Richmond man’s holiday tradition celebrates a second chance at life

Jim Price reads "The Night Before Christmas" to his young grandson.

For Jim Price, the holiday traditions start with a brisk 8K on a cold November morning each year.

“Not long after my liver transplant, I was up and walking again and I got to talking big and bragging and I said ‘I’m going to get good enough where I can do the 8K in the Richmond Marathon,’” he said. “My son said ‘well if you make it, I’ll do it with you.”

Jim with his son, Andrew, at the 2017 Richmond Marathon 8K.

Twelve weeks after he got a new liver, Jim did indeed show up at the VCU Health 8K on Richmond Marathon day in November 2013.

“If you make it, I’ll do it with you.”

The next year, he did it again. And then again the year after that. And the year after that and the year after that.

“This is my fifth one,” he said recently. “I’d love to do it every year til my grandson and granddaughter can do it with me.”

Jim’s 8K helps to keep him motivated to stay in shape – a critical step to staying healthy after his 2013 liver transplant.
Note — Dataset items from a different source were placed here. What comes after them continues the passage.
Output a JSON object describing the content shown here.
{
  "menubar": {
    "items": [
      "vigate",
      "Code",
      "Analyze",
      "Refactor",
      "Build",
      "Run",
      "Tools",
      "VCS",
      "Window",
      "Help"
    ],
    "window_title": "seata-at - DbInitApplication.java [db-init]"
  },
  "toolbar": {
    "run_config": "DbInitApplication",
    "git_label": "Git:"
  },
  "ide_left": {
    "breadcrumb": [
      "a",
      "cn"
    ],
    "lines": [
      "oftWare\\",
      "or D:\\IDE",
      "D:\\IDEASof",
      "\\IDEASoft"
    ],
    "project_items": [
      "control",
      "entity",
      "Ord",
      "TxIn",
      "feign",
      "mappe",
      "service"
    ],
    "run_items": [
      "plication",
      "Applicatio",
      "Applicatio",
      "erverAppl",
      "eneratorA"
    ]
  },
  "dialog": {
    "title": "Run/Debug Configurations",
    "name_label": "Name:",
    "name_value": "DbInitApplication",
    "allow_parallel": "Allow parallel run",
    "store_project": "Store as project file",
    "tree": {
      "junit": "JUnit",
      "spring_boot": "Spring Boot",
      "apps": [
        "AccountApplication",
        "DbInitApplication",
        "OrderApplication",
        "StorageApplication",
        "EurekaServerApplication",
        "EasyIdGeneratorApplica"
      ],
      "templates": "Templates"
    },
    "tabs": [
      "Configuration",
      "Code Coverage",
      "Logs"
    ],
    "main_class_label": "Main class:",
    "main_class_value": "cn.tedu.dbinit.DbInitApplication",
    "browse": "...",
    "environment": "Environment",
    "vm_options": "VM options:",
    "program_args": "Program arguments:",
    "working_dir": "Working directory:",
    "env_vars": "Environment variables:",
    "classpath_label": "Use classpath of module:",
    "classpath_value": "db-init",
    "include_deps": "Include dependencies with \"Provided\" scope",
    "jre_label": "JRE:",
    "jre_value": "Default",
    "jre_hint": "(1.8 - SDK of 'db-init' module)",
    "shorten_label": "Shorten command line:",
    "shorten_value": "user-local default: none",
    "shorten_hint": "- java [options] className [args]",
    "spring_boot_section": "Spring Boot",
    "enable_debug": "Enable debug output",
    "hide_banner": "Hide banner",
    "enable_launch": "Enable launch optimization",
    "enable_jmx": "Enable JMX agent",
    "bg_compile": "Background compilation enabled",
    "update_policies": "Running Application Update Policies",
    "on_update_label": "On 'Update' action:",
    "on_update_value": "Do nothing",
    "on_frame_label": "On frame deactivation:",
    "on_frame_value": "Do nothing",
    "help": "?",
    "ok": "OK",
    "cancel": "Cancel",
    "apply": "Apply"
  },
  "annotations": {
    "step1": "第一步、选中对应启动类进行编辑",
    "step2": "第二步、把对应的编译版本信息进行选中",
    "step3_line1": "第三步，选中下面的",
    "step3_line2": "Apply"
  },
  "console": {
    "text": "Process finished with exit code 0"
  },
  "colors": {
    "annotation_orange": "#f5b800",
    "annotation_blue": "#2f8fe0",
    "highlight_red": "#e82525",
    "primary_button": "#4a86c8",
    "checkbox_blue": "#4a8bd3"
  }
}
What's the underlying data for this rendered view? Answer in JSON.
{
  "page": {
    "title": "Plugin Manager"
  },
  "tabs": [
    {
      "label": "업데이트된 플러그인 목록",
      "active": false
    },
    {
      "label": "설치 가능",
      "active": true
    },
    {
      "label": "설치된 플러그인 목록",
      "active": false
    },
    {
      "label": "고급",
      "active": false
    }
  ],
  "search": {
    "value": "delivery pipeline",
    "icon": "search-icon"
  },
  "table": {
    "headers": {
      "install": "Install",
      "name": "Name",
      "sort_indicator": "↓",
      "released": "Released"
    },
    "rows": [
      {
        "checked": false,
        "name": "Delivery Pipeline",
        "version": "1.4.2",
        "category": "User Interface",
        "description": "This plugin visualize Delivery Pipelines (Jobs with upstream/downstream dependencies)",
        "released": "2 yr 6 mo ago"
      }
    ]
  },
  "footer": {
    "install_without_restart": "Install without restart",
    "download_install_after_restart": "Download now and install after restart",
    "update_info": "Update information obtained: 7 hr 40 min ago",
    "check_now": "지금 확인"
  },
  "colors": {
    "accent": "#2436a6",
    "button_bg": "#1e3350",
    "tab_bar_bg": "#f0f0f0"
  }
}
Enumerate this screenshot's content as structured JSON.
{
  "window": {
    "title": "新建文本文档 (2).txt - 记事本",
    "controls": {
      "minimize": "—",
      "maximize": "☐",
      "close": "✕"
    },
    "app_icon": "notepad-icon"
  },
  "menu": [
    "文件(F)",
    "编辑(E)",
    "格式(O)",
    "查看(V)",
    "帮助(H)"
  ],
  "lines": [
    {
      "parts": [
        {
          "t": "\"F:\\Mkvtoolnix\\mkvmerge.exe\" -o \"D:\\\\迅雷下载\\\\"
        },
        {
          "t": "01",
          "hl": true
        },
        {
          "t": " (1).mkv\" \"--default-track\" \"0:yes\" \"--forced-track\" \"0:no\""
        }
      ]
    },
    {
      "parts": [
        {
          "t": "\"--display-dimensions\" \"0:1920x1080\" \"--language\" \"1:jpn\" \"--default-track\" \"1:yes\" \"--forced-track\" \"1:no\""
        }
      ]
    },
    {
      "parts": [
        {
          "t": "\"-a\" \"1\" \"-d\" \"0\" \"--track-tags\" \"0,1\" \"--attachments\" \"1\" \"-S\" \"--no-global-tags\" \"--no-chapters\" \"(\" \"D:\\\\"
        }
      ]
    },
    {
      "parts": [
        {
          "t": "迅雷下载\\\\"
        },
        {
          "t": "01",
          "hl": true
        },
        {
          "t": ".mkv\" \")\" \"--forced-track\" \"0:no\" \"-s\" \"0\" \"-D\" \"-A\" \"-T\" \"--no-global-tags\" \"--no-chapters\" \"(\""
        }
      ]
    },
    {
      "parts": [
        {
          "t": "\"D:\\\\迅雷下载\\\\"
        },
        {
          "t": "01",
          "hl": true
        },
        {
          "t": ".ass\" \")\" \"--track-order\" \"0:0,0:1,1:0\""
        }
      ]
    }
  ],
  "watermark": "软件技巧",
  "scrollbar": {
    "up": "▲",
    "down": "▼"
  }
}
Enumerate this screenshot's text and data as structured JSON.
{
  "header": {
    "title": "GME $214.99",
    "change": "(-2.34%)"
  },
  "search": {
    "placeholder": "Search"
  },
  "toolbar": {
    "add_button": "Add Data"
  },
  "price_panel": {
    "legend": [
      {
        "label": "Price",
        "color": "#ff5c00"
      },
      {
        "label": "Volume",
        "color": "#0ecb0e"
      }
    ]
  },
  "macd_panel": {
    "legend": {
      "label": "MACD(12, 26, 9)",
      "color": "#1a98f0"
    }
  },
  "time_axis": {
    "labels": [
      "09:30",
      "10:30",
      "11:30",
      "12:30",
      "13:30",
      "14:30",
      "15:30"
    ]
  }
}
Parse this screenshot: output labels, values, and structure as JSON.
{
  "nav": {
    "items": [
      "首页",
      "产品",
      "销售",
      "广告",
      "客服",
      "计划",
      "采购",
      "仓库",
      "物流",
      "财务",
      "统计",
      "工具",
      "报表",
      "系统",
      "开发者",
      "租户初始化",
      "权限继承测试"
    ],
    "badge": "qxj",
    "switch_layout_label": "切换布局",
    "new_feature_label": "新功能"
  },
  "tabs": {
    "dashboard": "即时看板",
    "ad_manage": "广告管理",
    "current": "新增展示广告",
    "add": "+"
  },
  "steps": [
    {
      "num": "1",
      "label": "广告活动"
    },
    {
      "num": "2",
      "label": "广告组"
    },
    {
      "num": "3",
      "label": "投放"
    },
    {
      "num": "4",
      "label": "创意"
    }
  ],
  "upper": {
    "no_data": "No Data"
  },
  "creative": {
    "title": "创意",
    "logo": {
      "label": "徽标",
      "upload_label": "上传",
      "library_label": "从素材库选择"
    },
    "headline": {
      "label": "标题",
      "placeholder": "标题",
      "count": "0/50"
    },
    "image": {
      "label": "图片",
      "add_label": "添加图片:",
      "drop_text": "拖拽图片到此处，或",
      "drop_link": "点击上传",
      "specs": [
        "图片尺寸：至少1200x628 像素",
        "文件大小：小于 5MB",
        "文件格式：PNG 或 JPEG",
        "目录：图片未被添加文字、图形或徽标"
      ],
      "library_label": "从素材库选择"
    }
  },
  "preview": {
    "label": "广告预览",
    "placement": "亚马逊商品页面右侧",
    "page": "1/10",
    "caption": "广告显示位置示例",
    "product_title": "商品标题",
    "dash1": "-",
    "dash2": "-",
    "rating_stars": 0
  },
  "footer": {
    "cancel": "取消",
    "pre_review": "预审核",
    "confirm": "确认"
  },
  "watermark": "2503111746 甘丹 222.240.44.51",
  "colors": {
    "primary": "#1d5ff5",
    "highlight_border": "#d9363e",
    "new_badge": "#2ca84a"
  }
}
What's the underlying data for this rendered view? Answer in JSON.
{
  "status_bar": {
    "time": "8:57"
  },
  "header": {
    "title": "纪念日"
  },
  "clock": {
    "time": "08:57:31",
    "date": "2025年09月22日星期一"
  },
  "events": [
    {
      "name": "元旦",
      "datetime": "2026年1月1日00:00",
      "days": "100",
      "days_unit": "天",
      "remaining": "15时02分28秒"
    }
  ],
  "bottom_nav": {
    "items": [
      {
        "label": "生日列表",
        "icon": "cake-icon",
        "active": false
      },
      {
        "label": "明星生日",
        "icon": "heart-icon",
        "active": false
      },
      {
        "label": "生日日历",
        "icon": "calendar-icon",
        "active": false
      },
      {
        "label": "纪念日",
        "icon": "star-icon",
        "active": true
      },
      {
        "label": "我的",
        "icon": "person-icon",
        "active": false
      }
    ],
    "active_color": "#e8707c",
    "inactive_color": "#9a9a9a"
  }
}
It also kicks off the holiday season for the Price family.

“It always takes place a week or two before Thanksgiving so once this is done, we really start into the holiday season,” he said.

Getting there

At the age of 62, Jim is making the most of his second chance. Six years ago, he wasn’t thinking about 8Ks, or Thanksgiving, or Christmas. He was just trying to stay alive.

For about 10 years, Jim had been in a treatment program for hepatitis C, which causes liver failure. So far, he had been managing without a transplant, although he said he was “kind of aware” that at some point in the future, one might be needed.

“Things went downhill after that.”

That point came in 2012, when Jim had his gall bladder removed.

“Things went downhill after that,” he said.

Before the end of the year, he had been diagnosed with liver cancer. A tumor was removed from his liver in January 2013 and another one was removed three months later.

Jim celebrating the holidays with his family at the Jefferson Hotel in Richmond, Virginia.

It wasn’t enough — Jim needed a new liver and quickly.

“I probably would have been around for the holidays in 2013 but I definitely wouldn’t have made it to the holidays in 2014,” he said.

Jim went on the transplant list. But people with cancer aren’t always good candidates for transplants so Jim and his family held their breath, waiting for his MRI in July to determine whether there were more tumors in his liver. If a tumor showed up that exceeded the maximum size criteria, he’d be taken off the transplant list, treated for the tumor, and then he’d have to wait until he was healthy enough to be put back on the list to wait again, all the while hoping another tumor didn’t show up in the next MRI three months later.

The July MRI had good results – no tumors. Jim was cleared for a transplant and in August, the call came.

Jim got a new liver at the end of August. During his recovery, the doctor told him that when they took his liver out, they saw what the MRI a month earlier hadn’t picked up – there was a tumor in his liver.

“I was lucky,” he said. “There was a really small window in that three months between MRIs. It probably would have showed up on the next MRI but I got the transplant in that window before they saw it.”

Home for the holidays

And just like that, Jim was on the road to recovery. He went back to work in his job as a salesman for a local lumber company. And just 12 weeks after his transplant, he and his son did their first 8K together.

Jim with his grandson.

A couple weeks later, he celebrated Thanksgiving with his wife, son and grandson, Tate.

“My grandson turned 1 about the same time I got my liver transplant,” Jim said. “I don’t remember much about his first year because I was so sick. But after the transplant, everything changed.”

Jim was home for Christmas that year – as he has been every year since.

“We decorate the house well and we eat well. We go to church on Christmas Eve and we just enjoy being together,” he said. “It makes Christmas a little extra special having little ones around.”

Jim’s granddaughter, Parker, holds his medal for running in the Richmond marathon 8K.

“Little ones” plural because Tate’s sister Parker was born 21 months ago.

“It just gets emotional when I look back and realize I might not have been here when she was born,” he said, voice cracking.

This Christmas will be extra special, Jim said, because his daughter is coming in from Wisconsin with his two older grandchildren, Matt and Bobby.

But he’s decided against a real tree.

“I guess I concede to being an old man because I don’t want to go out and buy a real tree,” he said, before confessing that it isn’t the effort — it’s the floors.

“I got to be around for my granddaughter to be born. I get to celebrate the holidays with my family. That’s everything.”

Jim Price opens gifts with his grandson.

“My wife and I just redid the floors in the house after 30-some years of kids running all over them,” he said. “We don’t want to drag a real tree across it and get water all over the new floors. So we’re getting a fake tree for the first time.”

As he prepares for his fifth Christmas with his new liver, Jim said he often thinks about the organ donor who gave him a chance to be here.

“I wouldn’t be here,” he said. “But I can still work and now I do 8Ks and I really would like to continue to do that until my grandchildren can do it with me. I got to be around for my granddaughter to be born. I get to celebrate the holidays with my family. That’s everything.”